"The very fact that his paintings had been made not with gentlemanly oils but with the sort of industrial paints used by builders and laborers was further proof of his tough-guy status. This was no effete character in a smock and a beret; this was a portrait of the artist as America - and the rest of the world - had never seen him before."
(Jackson Pollock - Evelyn Toynton - Yale University Press)

"The work of the Surrealists, which explicitly drew on unconscious sources, had been familiar to New York artists since at least 1936, when it was featured in a major exhibition at the Museum of Modern Art... John Graham, who befriended Pollock in the 1930s and is generally regarded as the man who first "discovered" him, saw the Surrealists' playfulness and their use of unconscious material as a liberating alternative to the pure rationalism of Cubism - the other artistic movement that influenced Pollock during this period, and would continue to do so for a long time. Pollock himself particularly admired the paintings of Joan Miro, whose use of calligraphic lines and blobs of paint were to have a great influence on his own work."

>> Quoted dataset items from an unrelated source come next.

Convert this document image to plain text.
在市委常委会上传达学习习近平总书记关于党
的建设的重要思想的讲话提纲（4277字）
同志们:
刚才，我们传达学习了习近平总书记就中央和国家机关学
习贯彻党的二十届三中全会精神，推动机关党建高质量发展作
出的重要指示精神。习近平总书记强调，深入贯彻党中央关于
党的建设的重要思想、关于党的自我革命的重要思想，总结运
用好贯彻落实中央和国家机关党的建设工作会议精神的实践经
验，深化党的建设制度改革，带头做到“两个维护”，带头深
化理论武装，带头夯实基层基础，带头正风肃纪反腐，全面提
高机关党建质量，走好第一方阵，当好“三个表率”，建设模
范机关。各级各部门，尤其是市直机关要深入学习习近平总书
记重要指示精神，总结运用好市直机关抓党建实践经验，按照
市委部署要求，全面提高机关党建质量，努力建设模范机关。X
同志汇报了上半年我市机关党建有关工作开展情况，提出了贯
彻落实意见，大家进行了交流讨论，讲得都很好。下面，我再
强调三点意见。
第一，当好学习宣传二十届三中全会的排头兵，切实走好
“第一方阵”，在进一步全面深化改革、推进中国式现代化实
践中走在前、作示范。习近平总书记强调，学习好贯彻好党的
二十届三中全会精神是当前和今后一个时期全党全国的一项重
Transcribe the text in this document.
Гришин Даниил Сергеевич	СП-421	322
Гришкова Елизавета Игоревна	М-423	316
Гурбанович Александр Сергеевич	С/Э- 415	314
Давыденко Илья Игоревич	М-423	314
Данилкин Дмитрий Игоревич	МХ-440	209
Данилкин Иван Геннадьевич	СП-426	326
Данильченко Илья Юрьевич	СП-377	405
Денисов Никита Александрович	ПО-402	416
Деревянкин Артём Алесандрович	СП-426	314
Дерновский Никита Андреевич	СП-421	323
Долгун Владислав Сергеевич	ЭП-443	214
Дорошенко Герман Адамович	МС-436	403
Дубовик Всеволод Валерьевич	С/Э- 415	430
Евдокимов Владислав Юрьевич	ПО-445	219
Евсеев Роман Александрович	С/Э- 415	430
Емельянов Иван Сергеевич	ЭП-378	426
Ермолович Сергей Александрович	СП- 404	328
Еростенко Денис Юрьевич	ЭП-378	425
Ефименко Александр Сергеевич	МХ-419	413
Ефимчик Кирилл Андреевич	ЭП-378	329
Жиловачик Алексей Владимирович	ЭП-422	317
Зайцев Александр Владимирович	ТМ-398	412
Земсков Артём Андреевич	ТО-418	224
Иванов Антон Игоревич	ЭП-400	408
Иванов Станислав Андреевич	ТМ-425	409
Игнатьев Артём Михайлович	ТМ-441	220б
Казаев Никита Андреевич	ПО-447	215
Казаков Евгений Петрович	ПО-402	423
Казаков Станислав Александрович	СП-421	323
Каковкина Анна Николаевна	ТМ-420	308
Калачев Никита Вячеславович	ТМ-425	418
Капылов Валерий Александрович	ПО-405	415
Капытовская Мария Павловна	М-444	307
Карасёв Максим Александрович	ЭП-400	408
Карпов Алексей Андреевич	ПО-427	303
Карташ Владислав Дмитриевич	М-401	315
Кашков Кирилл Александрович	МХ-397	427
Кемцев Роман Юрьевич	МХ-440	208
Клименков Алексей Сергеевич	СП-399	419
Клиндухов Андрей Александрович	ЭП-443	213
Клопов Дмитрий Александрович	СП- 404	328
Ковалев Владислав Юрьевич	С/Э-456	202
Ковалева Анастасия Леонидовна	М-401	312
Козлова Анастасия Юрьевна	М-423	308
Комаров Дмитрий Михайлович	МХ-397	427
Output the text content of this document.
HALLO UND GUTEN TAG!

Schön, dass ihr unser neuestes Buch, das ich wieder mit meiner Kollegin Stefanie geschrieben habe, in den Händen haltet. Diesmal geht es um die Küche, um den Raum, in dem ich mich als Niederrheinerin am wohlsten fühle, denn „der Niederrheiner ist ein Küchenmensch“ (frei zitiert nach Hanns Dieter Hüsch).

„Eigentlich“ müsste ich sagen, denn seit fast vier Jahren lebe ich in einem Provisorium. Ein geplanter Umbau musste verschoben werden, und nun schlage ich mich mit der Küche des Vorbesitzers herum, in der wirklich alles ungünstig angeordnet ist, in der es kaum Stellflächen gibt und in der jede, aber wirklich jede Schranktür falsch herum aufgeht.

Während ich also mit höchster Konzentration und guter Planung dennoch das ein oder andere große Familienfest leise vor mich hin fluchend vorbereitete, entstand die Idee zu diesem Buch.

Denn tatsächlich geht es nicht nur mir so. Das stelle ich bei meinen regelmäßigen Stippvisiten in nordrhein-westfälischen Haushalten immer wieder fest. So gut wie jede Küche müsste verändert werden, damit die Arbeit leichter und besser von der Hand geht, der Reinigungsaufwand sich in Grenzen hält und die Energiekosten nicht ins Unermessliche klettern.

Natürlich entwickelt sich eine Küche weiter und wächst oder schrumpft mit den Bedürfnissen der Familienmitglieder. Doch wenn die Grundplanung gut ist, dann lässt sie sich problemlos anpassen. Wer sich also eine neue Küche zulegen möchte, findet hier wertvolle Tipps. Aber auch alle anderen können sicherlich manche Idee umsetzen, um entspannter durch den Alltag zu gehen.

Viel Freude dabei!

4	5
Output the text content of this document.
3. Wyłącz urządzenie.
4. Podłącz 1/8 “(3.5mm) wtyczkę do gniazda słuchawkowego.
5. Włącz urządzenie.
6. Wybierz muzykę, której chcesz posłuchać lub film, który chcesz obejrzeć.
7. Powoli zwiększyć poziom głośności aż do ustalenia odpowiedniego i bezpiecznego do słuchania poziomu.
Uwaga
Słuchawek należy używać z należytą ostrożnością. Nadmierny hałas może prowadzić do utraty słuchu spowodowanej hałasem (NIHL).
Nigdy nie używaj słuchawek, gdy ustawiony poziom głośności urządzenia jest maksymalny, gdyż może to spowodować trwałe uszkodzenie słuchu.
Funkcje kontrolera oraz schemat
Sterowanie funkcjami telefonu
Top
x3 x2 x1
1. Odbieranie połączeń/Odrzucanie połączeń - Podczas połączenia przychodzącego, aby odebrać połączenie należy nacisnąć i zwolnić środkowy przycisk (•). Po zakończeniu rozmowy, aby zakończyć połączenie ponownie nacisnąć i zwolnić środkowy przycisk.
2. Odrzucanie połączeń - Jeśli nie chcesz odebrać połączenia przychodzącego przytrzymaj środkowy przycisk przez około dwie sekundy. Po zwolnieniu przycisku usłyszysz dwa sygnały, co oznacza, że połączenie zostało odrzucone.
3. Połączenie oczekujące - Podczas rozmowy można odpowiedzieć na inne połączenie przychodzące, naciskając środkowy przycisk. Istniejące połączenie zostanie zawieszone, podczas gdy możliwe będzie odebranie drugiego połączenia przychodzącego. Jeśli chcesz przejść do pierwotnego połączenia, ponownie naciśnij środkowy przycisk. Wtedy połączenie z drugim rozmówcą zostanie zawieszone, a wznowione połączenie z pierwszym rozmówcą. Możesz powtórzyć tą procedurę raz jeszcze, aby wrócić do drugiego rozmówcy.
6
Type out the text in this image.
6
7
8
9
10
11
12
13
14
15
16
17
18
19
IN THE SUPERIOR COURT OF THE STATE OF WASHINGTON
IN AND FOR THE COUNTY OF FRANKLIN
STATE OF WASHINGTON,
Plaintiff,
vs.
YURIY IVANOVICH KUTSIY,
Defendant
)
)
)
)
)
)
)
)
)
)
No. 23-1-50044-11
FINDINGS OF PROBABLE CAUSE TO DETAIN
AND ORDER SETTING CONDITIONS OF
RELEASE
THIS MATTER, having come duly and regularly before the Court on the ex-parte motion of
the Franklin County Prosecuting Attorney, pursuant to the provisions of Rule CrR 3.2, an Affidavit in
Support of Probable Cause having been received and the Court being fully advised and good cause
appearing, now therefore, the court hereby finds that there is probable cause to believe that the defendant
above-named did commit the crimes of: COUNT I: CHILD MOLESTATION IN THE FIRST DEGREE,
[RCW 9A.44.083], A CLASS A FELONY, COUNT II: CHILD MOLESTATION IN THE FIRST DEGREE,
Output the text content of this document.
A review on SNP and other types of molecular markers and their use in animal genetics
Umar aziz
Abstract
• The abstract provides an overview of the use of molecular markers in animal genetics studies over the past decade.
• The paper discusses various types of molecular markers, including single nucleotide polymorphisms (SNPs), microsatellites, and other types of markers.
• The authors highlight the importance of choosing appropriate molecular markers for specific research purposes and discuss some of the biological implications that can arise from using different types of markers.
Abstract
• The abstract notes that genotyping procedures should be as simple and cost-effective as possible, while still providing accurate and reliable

The Surrealists were heavily influenced by Freud's ideas about the unconscious, free association, and the primary importance of dreams, they rejected his systematic approach to such things, along with the idea of taming the unconscious by seeking to understand it too closely. Instead, they believed in giving it free rein.
I have chosen to look at Jackson Pollock as I wanted to start creating automatic drawing with paint, instead of using string as a medium. I used floor paint so that I would have less control, and also it meant that the lines of the paint were longer and it fell on the paper in much more interesting ways than by just using acrylic.